Paul's Letter to the Philippians

World English Bible translation

 Today's Scripture

4:10 But I rejoice in the Lord greatly, that now at length you have revived your thought for me; in which you did indeed take thought, but you lacked opportunity. 4:11 Not that I speak in respect to lack, for I have learned in whatever state I am, to be content in it. 4:12 I know how to be humbled, and I know also how to abound. In everything and in all things I have learned the secret both to be filled and to be hungry, both to abound and to be in need. 4:13 I can do all things through Christ, who strengthens me. 4:14 However you did well that you had fellowship with my affliction. 

Today's Lesson  

In the Letter to the Philippians, Paul has continually encouraged the Philippians to be united and of one mind. He has stressed the need for social unity between Christians and has used the prime example of Christ to emphasize the type of attitude and behavior that the Philippians should have toward one another. He had even used himself as another example that the Philippians should emulate.


As this letter draws to a close, Paul again thanks the Philippians for the generous gift that they had provided for his needs. While Paul was in prison, the Christians at Philippi had sent a monetary gift to help him to maintain a household and a measure of comfort during his house arrest. He writes to the Philippians and tells them that he rejoices in the Lord greatly for what they have done.


But Paul does not rejoice in their gift simply because it made his life a little more bearable. He rejoiced that in the giving of their gift the Philippians were able to express and cement the concern that they had for the apostle. Paul understood that generosity, when it flows from the love of the heart, affects the giver more than it does the one who receives it. Paul rejoiced in the gift from the Philippians because he knew that God would use their generosity to draw them closer to Paul and to Christ.

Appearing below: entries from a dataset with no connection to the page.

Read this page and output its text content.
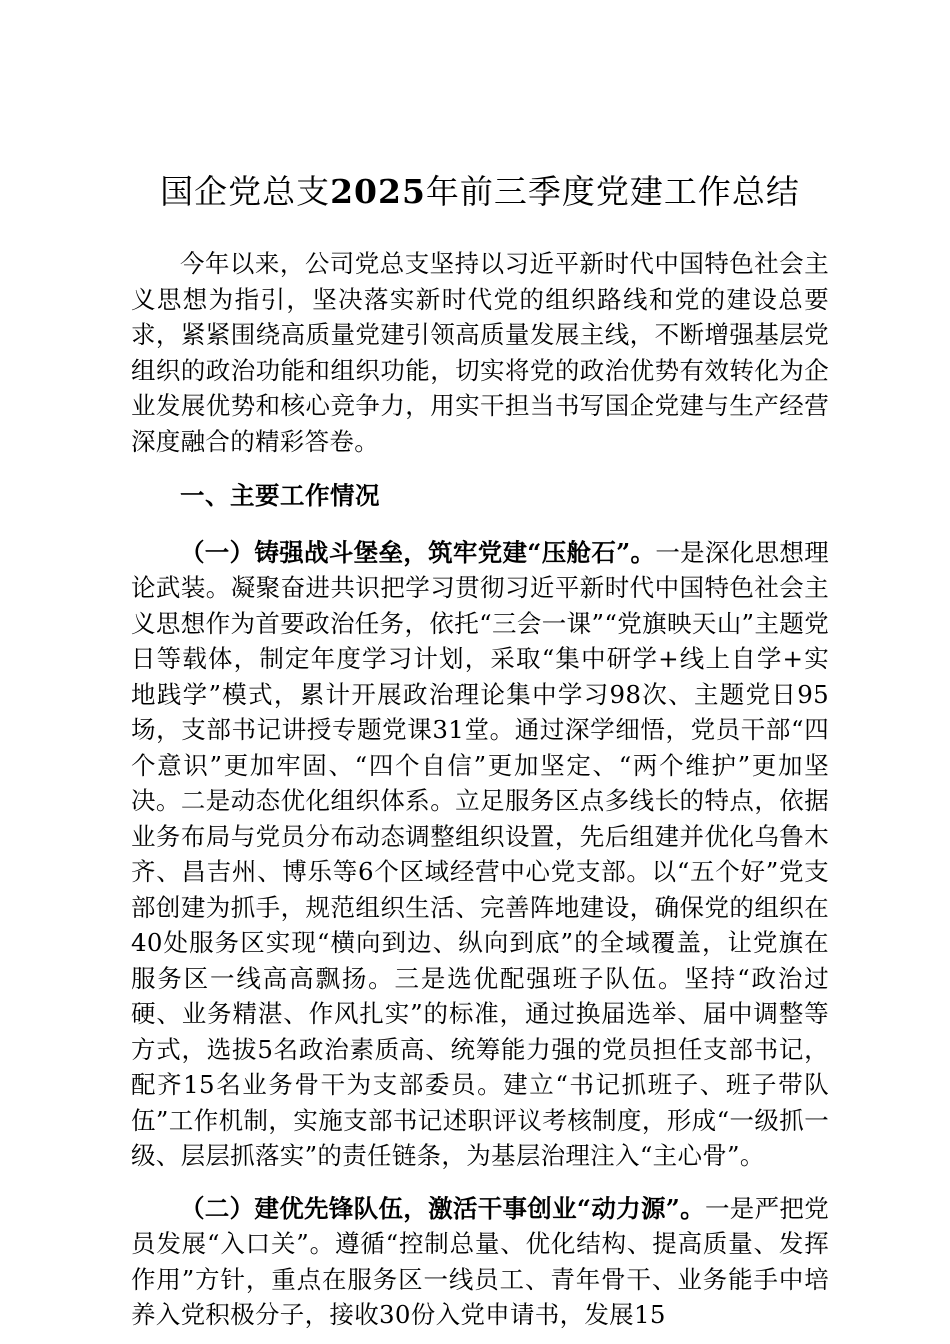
国企党总支2025年前三季度党建工作总结

今年以来，公司党总支坚持以习近平新时代中国特色社会主义思想为指引，坚决落实新时代党的组织路线和党的建设总要求，紧紧围绕高质量党建引领高质量发展主线，不断增强基层党组织的政治功能和组织功能，切实将党的政治优势有效转化为企业发展优势和核心竞争力，用实干担当书写国企党建与生产经营深度融合的精彩答卷。

一、主要工作情况

（一）铸强战斗堡垒，筑牢党建“压舱石”。一是深化思想理论武装。凝聚奋进共识把学习贯彻习近平新时代中国特色社会主义思想作为首要政治任务，依托“三会一课”“党旗映天山”主题党日等载体，制定年度学习计划，采取“集中研学+线上自学+实地践学”模式，累计开展政治理论集中学习98次、主题党日95场，支部书记讲授专题党课31堂。通过深学细悟，党员干部“四个意识”更加牢固、“四个自信”更加坚定、“两个维护”更加坚决。二是动态优化组织体系。立足服务区点多线长的特点，依据业务布局与党员分布动态调整组织设置，先后组建并优化乌鲁木齐、昌吉州、博乐等6个区域经营中心党支部。以“五个好”党支部创建为抓手，规范组织生活、完善阵地建设，确保党的组织在40处服务区实现“横向到边、纵向到底”的全域覆盖，让党旗在服务区一线高高飘扬。三是选优配强班子队伍。坚持“政治过硬、业务精湛、作风扎实”的标准，通过换届选举、届中调整等方式，选拔5名政治素质高、统筹能力强的党员担任支部书记，配齐15名业务骨干为支部委员。建立“书记抓班子、班子带队伍”工作机制，实施支部书记述职评议考核制度，形成“一级抓一级、层层抓落实”的责任链条，为基层治理注入“主心骨”。

（二）建优先锋队伍，激活干事创业“动力源”。一是严把党员发展“入口关”。遵循“控制总量、优化结构、提高质量、发挥作用”方针，重点在服务区一线员工、青年骨干、业务能手中培养入党积极分子，接收30份入党申请书，发展15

Paul believed so strongly in this principle that he spent a great deal of time during the later stages of his ministry trying to teach this lesson to the early churches that he had helped to found. Paul raised funds in these churches to help the impoverished Christians in Jerusalem. Paul had raised these funds and went around to each of the churches gathering the money. In fact, it was during that trip to Jerusalem, after he had delivered the funds to the leaders of the Jerusalem church, that Paul was arrested. After being arrested, Paul had appealed his case to Rome and this appeal resulted in the imprisonment in Rome from which Paul wrote this letter.

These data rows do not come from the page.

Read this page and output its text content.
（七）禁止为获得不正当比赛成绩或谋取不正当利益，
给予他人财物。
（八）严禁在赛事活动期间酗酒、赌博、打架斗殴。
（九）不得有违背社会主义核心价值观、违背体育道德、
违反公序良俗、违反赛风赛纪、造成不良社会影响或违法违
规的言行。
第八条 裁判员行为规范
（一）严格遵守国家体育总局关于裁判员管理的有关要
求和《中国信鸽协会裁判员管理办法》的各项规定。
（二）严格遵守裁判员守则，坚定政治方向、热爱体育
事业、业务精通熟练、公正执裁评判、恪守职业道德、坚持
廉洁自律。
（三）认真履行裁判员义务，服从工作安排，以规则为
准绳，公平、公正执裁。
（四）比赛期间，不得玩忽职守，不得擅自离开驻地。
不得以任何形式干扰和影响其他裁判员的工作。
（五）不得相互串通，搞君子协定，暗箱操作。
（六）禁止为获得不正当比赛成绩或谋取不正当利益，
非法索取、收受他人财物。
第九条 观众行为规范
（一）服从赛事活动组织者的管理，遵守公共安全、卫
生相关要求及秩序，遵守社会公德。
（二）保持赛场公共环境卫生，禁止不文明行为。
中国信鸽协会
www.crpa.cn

But Paul wanted the Philippians to know that his joy in their gift was not because it made his life more comfortable. Paul had learned to be content in all situations through Christ. He had been poor and he had been rich. Paul understood that what was important was that Christ was with him in all things. "I can do all things through Christ, who strengthens me."


The contentment that Paul expresses does not come overnight. Paul had learned this contentment over years of being led by the Spirit of God. He had experienced all manners of trials and challenges. All along the way he had been learning that God never deserts us. Do you need this kind of a God? Are you willing to allow God to mold you through all the circumstances of your life until you find true contentment as well?